Quand Farah arrive au monde, Hind est bien présente à la maternité pour voir son enfant, mais le désir qu’elle avait pu avoir il y a neuf mois de fonder une famille s’est petit à petit estompé au fil de ses soirées arrosées dans les bars et de sa rencontre avec Sélim - un bel étudiant en master, issu d’une famille assez bourgeoise et très beau garçon. Pour la femme fatale qu’est Hind, il ne lui en faut pas plus pour oublier Lenny, ou du moins pour l’écarter et mettre du piment dans sa vie et aller chercher chez Sélim ce grain de folie, mais aussi d’immaturité, qu’elle ne trouve pas chez Lenny.

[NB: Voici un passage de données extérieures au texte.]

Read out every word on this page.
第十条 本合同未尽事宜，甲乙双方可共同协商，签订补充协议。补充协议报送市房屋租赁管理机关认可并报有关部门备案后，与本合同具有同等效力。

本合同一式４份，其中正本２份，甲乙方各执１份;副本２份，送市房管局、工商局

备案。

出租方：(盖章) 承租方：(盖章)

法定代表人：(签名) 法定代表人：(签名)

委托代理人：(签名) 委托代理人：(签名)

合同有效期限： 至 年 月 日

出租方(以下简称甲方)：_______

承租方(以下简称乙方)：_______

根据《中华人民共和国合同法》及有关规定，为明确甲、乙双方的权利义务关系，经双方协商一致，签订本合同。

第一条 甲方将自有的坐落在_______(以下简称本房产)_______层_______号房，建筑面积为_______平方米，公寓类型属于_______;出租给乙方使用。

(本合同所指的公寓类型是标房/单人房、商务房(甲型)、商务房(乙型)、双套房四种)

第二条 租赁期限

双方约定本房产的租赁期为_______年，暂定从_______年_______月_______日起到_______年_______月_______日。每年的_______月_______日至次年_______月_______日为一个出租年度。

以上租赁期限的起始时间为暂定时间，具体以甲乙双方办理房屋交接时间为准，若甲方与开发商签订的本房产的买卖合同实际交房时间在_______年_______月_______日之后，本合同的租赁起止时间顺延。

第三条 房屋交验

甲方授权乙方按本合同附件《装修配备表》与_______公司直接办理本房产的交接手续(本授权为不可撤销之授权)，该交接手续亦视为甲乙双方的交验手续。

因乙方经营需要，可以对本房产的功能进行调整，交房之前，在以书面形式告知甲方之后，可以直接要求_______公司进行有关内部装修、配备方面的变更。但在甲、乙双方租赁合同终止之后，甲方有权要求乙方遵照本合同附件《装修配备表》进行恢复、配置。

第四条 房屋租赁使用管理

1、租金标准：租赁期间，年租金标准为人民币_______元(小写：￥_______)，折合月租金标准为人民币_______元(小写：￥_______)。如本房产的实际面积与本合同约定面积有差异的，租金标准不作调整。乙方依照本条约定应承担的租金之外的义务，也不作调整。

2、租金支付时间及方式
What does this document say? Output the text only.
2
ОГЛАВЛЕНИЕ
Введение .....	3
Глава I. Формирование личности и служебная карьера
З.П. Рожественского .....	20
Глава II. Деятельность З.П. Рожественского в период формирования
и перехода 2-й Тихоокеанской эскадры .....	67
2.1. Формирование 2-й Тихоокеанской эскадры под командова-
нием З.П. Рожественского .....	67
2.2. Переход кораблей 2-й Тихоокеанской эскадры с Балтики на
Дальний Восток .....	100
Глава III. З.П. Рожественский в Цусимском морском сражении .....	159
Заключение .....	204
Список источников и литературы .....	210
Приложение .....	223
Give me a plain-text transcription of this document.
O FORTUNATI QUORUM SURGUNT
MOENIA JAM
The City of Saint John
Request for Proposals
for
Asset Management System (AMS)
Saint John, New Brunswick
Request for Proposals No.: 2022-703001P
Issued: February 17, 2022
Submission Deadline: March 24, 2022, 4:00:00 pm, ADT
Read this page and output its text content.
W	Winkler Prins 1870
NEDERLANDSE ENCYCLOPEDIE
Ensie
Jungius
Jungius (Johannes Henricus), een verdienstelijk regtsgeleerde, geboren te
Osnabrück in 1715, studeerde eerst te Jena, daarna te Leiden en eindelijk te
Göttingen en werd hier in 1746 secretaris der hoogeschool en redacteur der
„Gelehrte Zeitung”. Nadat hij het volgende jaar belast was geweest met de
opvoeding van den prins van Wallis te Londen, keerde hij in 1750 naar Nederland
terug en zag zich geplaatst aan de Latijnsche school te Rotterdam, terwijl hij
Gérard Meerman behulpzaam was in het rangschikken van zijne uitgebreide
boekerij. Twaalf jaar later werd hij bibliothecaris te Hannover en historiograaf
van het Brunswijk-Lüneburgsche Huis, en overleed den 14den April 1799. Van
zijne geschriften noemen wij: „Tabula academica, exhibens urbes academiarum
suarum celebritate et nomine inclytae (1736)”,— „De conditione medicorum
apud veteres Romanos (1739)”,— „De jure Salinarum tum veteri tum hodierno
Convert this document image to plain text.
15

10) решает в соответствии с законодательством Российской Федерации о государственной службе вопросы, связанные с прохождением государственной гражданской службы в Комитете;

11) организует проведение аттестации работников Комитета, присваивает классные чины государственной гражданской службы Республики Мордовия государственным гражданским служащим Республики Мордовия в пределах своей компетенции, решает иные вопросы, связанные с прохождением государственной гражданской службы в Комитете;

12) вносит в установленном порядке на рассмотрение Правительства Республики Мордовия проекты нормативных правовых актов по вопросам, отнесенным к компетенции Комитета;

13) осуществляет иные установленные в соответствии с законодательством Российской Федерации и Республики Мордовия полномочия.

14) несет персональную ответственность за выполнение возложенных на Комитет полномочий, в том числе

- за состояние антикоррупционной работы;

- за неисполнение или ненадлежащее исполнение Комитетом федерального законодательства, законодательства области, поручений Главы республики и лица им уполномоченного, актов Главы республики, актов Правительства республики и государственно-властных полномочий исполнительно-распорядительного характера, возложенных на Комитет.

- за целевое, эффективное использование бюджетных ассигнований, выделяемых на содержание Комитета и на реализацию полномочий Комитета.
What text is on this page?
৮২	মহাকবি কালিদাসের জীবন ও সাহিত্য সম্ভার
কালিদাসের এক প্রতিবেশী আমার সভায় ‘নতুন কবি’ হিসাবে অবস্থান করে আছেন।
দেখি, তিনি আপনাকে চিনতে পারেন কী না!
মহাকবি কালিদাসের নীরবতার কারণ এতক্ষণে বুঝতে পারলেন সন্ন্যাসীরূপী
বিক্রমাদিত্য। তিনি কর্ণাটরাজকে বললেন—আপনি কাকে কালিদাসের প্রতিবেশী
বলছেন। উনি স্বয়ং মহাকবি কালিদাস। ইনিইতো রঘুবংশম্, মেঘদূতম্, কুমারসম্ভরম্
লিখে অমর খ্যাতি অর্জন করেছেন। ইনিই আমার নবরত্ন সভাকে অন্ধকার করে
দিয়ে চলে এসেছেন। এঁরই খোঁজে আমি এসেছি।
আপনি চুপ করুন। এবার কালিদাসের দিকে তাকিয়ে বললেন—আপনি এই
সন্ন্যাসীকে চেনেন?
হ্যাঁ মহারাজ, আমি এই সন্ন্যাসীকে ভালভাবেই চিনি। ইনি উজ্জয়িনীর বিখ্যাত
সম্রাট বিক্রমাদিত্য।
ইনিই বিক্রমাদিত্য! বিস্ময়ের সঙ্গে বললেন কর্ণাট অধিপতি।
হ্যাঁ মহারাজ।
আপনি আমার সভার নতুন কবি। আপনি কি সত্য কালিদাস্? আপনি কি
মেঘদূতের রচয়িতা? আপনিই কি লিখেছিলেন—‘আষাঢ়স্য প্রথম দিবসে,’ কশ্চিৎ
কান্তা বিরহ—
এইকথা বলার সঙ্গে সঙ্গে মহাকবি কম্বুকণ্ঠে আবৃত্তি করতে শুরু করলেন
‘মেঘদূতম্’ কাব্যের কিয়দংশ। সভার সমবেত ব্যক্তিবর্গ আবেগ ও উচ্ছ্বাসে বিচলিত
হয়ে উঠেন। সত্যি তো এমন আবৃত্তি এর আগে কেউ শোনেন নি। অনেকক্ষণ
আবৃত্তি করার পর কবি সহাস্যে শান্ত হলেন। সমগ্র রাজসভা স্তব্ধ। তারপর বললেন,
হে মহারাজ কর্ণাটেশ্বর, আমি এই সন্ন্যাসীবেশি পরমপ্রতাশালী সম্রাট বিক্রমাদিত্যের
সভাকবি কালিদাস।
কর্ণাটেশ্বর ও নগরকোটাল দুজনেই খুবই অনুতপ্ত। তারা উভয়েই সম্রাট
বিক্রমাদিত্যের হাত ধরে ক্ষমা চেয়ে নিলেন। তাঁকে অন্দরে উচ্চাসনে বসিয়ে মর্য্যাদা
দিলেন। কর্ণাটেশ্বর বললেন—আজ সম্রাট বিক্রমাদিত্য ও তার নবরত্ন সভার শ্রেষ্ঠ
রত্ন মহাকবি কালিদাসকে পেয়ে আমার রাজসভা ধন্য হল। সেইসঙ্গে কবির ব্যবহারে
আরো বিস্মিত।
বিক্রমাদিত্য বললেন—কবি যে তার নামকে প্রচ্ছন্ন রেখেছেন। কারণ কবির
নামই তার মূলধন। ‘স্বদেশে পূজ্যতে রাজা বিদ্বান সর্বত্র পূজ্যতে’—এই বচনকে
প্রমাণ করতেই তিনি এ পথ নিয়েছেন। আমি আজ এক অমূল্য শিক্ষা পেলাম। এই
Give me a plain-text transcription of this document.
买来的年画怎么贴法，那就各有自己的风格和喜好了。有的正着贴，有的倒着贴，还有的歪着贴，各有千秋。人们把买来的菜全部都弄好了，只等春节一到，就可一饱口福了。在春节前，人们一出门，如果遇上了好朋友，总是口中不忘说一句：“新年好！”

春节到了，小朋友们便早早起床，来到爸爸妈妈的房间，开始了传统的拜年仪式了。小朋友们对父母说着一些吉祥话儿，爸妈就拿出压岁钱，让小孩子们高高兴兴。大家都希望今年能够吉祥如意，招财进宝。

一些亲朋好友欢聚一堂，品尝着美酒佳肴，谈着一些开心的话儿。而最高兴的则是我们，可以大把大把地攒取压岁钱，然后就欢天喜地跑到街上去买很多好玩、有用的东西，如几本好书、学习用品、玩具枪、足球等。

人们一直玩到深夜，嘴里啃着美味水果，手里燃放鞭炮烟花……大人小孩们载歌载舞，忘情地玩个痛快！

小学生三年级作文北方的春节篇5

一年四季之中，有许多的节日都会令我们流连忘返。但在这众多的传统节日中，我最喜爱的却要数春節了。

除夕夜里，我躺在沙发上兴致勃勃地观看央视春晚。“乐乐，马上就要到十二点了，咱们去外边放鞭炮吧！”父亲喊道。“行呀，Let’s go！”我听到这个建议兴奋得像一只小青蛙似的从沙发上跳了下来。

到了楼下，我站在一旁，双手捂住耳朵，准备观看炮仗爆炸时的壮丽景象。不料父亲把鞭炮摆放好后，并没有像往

La confusion des sentiments - Hind est prise entre deux relations et elle ne sait plus où donner de la tête. Entre ce que son coeur lui dit et sa raison, il y a un fossé et les enjeux sont différents de chaque côté. Lenny lui apporte la stabilité, une vie de famille et le respect, alors que Sélim lui apporte le désir, la fougue de la jeunesse et la folie de la nuit. A l’époque, ce choix cornélien la pousse à fuir ses responsabilités et à continuer ses travers.
Néanmoins, les années passant, le poids du passé se fait ressentir et son instinct maternel resurgit. Qu’est devenue Farah ? Comment est-elle ? Comment se définit-elle ? Fille ou garçon ? Comment a-t-elle vécu le fait que sa mère soit également son père biologique ? A quoi s’intéresse-t-elle ? Autant de questions qui vont amener Hind à vouloir renouer les liens avec sa fille, ou plutôt à entrer enfin dans sa vie. Toutefois, renouer avec le passé n’est pas si simple. Surtout quand plus d’une dizaine d’années se sont écoulées et que le mal causé a été profond. C’est à ce moment-là que la Treizième Heure va prendre toute son importance pour Lenny, Hind et Farah : « Quand sonnera la Treizième Heure, qui est aussi l’heure de nous-mêmes, elle nous trouvera bien éveillés, tous nos sens en alerte, absolument prêts pour le triomphe de l’amour. »
« La Treizième Heure », Emmanuelle Bayamack-Tam, éditions P.O.L, 512 pages, 23 euros.